“I would sooner be on Gallipoli for another six months than spend a week more where we have just come from” wrote Sergeant Leslie Alfred Parsons of the action at Pozieres.
23 July 1916: the 1st Australian Division capture the village of Pozieres in the Somme valley.
Holding this position would however prove costly to Australian forces, perhaps more than they could have imagined. Repeated counter attacks by the German forces and sustained artillery fire resulted in over 5,285 casualties in the 1st Division within four days. The 2nd Australian Division, having relieved them, mounted two attacks. The first failed, and the second attack, although successful, resulted in heavy casualties.
By the time they were relieved by the 4th Australian Division on 6 August 1916, the 2nd had suffered nearer 6, 848 casualties.The 4th Division managed to hold off against the last German counter-attack on 7 August but also suffered heavily from German bombardment.
The conditions faced by the 28th Infantry Battalion, part of the 2nd Australian Division, described by Private Francis Anley Mauger characterised the experiences of many of the Australian troops involved at Pozieres.
|In about fifteen minutes the 28th had ceased to exist as a Battalion. We rushed through a machine gun fire that was absolutely terrible. It swept us away by dozens. Men were dropping all over the place, but the others didn’t check. The Germans had a perfect barrier of bursting bombs all along their wire, and in a few minutes it was all over. We never had a chance.1|
Both Parsons and Mauger would survive the action at Pozieres (although Parsons was to be fatally wounded at Mouquet Farm 3 September 1916).
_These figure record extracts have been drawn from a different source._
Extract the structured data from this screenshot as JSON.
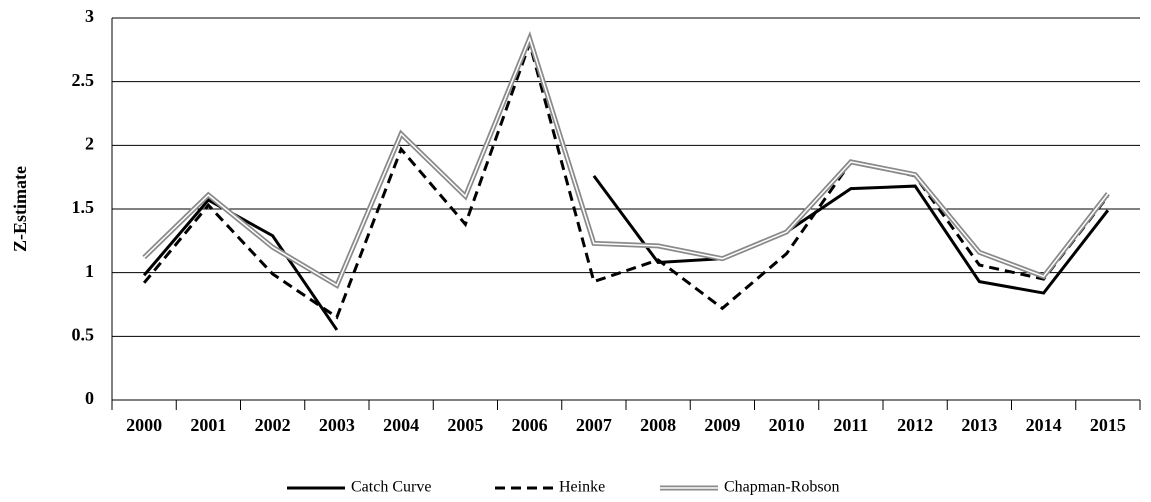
{
  "chart_data": {
    "type": "line",
    "y_label": "Z-Estimate",
    "categories": [
      "2000",
      "2001",
      "2002",
      "2003",
      "2004",
      "2005",
      "2006",
      "2007",
      "2008",
      "2009",
      "2010",
      "2011",
      "2012",
      "2013",
      "2014",
      "2015"
    ],
    "series": [
      {
        "name": "Catch Curve",
        "color": "#000000",
        "style": "solid",
        "values": [
          0.98,
          1.57,
          1.29,
          0.55,
          null,
          null,
          null,
          1.76,
          1.08,
          1.11,
          1.32,
          1.66,
          1.68,
          0.93,
          0.84,
          1.49
        ]
      },
      {
        "name": "Heinke",
        "color": "#000000",
        "style": "dashed",
        "values": [
          0.92,
          1.53,
          0.99,
          0.65,
          1.97,
          1.38,
          2.8,
          0.93,
          1.1,
          0.72,
          1.15,
          1.87,
          1.76,
          1.06,
          0.95,
          1.6
        ]
      },
      {
        "name": "Chapman-Robson",
        "color": "#8a8a8a",
        "style": "double",
        "values": [
          1.12,
          1.61,
          1.2,
          0.9,
          2.09,
          1.6,
          2.84,
          1.23,
          1.21,
          1.11,
          1.32,
          1.87,
          1.77,
          1.16,
          0.97,
          1.62
        ]
      }
    ],
    "ylim": [
      0,
      3
    ],
    "yticks": [
      0,
      0.5,
      1,
      1.5,
      2,
      2.5,
      3
    ],
    "grid": true,
    "legend": "bottom"
  }
}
Five Victoria Crosses were awarded to Australians as a result of action at Pozieres.
Private John Leak (9th Battalion)
Lieutenant Arthur Blackburn (10th Battalion)
Sergeant Claud Castleton (5th Machine Gun Company)
Private Thomas Cooke (8th Battalion)
Private Martin O’Meara (16th Battalion)
1. F A Mauger reproduced in Neville Browning, The Blue and White Diamond, Australia: Huntingdale, 2002.